To answer Jessamyn's question, we are a library, dealing with a legacy of unprocessed collection donations. Unfortunately these donations rarely arrived with title lists/inventories. (When we do have electronic inventories, where possible we're developing processes to automate checking holdings and adding books to our catalogue, using Excel, OpenRefine, MARCEdit, coding etc).

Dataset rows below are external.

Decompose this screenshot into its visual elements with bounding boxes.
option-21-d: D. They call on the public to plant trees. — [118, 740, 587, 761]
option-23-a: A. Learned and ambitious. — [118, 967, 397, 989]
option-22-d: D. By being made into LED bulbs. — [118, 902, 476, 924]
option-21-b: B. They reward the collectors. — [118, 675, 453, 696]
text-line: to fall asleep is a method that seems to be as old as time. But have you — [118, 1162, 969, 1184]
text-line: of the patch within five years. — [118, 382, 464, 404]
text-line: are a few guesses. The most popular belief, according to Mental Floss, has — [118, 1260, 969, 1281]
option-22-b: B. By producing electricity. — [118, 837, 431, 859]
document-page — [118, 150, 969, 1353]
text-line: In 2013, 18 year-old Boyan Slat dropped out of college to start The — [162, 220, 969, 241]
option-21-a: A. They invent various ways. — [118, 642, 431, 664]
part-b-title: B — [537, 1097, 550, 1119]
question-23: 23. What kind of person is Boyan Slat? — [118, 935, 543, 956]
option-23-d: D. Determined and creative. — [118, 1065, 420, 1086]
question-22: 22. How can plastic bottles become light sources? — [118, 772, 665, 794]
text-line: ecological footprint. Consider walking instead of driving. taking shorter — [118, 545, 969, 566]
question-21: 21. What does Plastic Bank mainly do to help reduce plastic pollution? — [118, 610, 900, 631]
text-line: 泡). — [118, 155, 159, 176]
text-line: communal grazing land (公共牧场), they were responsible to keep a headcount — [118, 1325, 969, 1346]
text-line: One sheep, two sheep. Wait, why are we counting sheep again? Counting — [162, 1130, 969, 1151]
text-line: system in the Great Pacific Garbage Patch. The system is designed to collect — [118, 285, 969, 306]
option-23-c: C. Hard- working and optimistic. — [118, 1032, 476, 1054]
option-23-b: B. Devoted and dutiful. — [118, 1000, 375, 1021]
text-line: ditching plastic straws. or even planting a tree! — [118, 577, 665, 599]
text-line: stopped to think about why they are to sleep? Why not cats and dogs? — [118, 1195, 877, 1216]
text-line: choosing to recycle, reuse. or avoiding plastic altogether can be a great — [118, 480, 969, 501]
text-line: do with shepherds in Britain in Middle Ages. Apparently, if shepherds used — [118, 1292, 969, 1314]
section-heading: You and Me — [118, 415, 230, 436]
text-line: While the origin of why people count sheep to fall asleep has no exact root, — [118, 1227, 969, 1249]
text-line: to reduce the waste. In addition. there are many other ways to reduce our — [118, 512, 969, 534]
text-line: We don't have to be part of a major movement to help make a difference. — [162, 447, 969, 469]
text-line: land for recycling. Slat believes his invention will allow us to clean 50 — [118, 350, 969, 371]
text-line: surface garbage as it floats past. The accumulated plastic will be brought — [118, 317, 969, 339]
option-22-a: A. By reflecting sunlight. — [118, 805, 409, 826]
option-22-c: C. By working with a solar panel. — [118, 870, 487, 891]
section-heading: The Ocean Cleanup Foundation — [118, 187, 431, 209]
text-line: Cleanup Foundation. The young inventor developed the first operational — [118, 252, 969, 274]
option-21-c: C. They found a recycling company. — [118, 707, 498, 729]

We're trying to step away from having staff manually undertake database searches for the title/author of every donated book in hand - and staff manually adjusting the catalogue records for each donated book we want to add to the collection. Rather we want to make use of existing data, and bulk processes, to automate some of this work. If we streamline this work, it will afford us more time to catalogue unique items that are also sitting in the donations backlog. (Win!)
posted by brushtailedphascogale at 3:40 PM on February 4


Out of curiosity, after reading this thread I fiddled around with this open source Android app: Character Recognition but couldn't get it to work. (Possibly because of the low resolution on my device's camera.)